王忻水以礼相待,转头微笑道:“在剑气长城,不值一提。”
见那老人不相信,王忻水补充道:“不是什么自谦之词。”
老人笑道:“能与小兄弟和气言语一番,已经是这趟远游的意外之喜了。”
韦文龙已经从海市蜃楼返回春幡斋,说了些王座大妖的凌厉手段,比如那个叫黄鸾的,仿佛失心疯了,将十之五六的亭台阁楼,都一股脑砸向了城头,那些被黄鸾精心炼化的小天地,还隐匿有极多的地仙妖族,其中有那嚷嚷着“先过城头者,某某某”的妖族剑修,在一座道观破碎之后,凭借剑光飞掠,给它硬挨了剑仙一剑后,侥幸越过城头,流窜到了城池大阵之上,结果被米裕一剑当头斩下,连金丹、元婴一并劈成两截,轻轻挥袖,云消雾散,好一个剑仙fēng_liú。
纳兰彩焕瞅着韦文龙的仰慕神色,没好气道:“米裕再绣花枕头,仍是玉璞境。对付个重伤元婴,绰绰有余。”
邵云岩笑问道:“那个某某某是谁?”
自己这位剑仙,与米裕同境,其实真实战力还稍逊一筹,邵云岩的面子在倒悬山不算小,可怜米裕在剑气长城,就只能这么被纳兰彩焕一个元婴剑修随便调侃了。
韦文龙摇头道:“蛮荒天下的雅言官话,我听不懂,事后米剑仙没报对方名字,只说了‘先过城头者’五字。”
邵云岩感慨道:“水精宫云签祖师,应该快要登门拜访了。”
纳兰彩焕讥讽道:“隐官大人也是好眼光好手段,还真就只有云签这种练气士,不把自己的玉璞境当上五境。换成是其它宗门的上五境老祖师,何至于如此束手束脚,”
邵云岩是个几无锋芒显露在外的温和男子,今天难得与纳兰彩焕针锋相对,说道:“云签道心,比我都高。”
言下之意,我邵云岩是剑仙,你纳兰彩焕只是元婴,自然比你更高。
纳兰彩焕一挑眉头,“境界高道心高,又如何,与我分生死,她云签能不死?!”
邵云岩笑着还以颜色,缓缓道:“又又如何,不耽误人家道心比你高嘛。”
韦文龙在心中为自己师父喝了一声彩,这个“又又如何”,真是绝妙。
纳兰彩焕讥笑道:“邵剑仙与隐官大人相处时日不多,说话的本事,倒是学了七八分精髓。”
邵云岩笑呵呵道:“不敢当。”
只是言语闲谈之外,当韦文龙面对桌上账本,不知不觉变得怔怔无言。
倒悬山四大私宅之一的水精宫,作为唯一尚未被剑气长城染指的存在,好像还在争吵不休,没个定论。

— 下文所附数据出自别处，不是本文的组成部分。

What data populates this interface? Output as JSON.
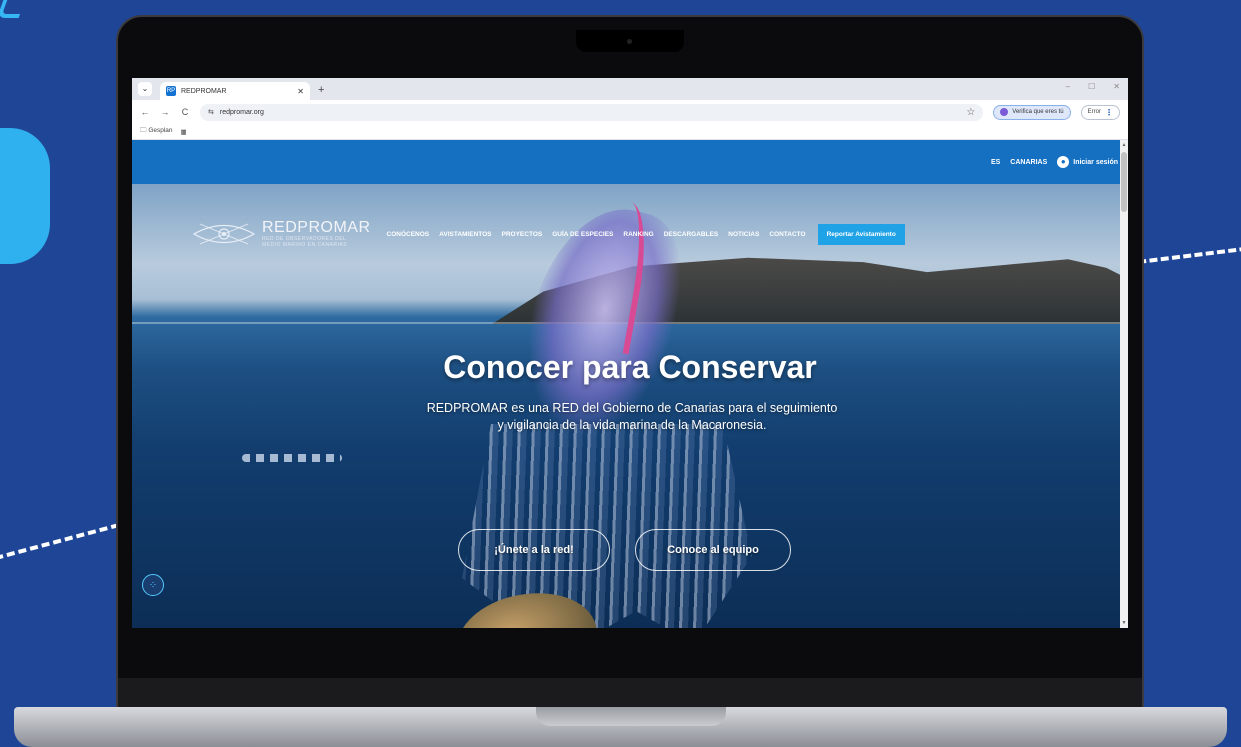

先是雨龙宗宗主亲临水精宫,依旧没能说服师妹云签放弃北迁的想法,至于云签自然更无法说动师姐,等到云签将北迁一事小范围公开,山头林立的水精宫内部,矛盾重重,而且显然大多人都收到了祖师堂密信,让云签祖师碰了一颗软钉子,作为玉璞境神仙的云签,回了趟雨龙宗自家山头,不料嫡传子弟和诸多再传弟子当中,也有不少异议,不太愿意跟随云签一同北迁,尤其是那位与傅恪结为道侣的嫡传弟子,心意已决,说她不会离开雨龙宗,只能有负师恩。这令云签愈发心神憔悴。
云签只得隐藏踪迹,悄然拜访春幡斋,在议事堂落座,见着了剑仙邵云岩,以及剑气长城元婴剑修纳兰彩焕。
云签确实不擅长与人打交道,来时忧心忡忡,等到落座了,又不知如何开口。
邵云岩不愿这位雨龙宗祖师太过难堪,主动说道:“雨龙宗祖师堂,是不是觉得即便剑气长城守不住,到时候再谈撤退搬迁一事,也不会太过仓促?因为雨龙宗祖庭所在,离着倒悬山还有一大段距离。真要形势险峻了,大不了学那江湖人,收拾些紧要物件和包裹细软,总归是能走的。何况归拢归拢方寸物、咫尺物,外加你们宗主的袖里乾坤,真有万一,也足够保住宗门元气。”
云签默然,轻轻点头。
邵云岩继续道:“可如果现在搬迁,动了山根水运,拆除山水大阵,再想要复原就难了。总之,困难多,不划算,不宜迁,静观其变,是雨龙宗祖师堂深思熟虑过后的决定。”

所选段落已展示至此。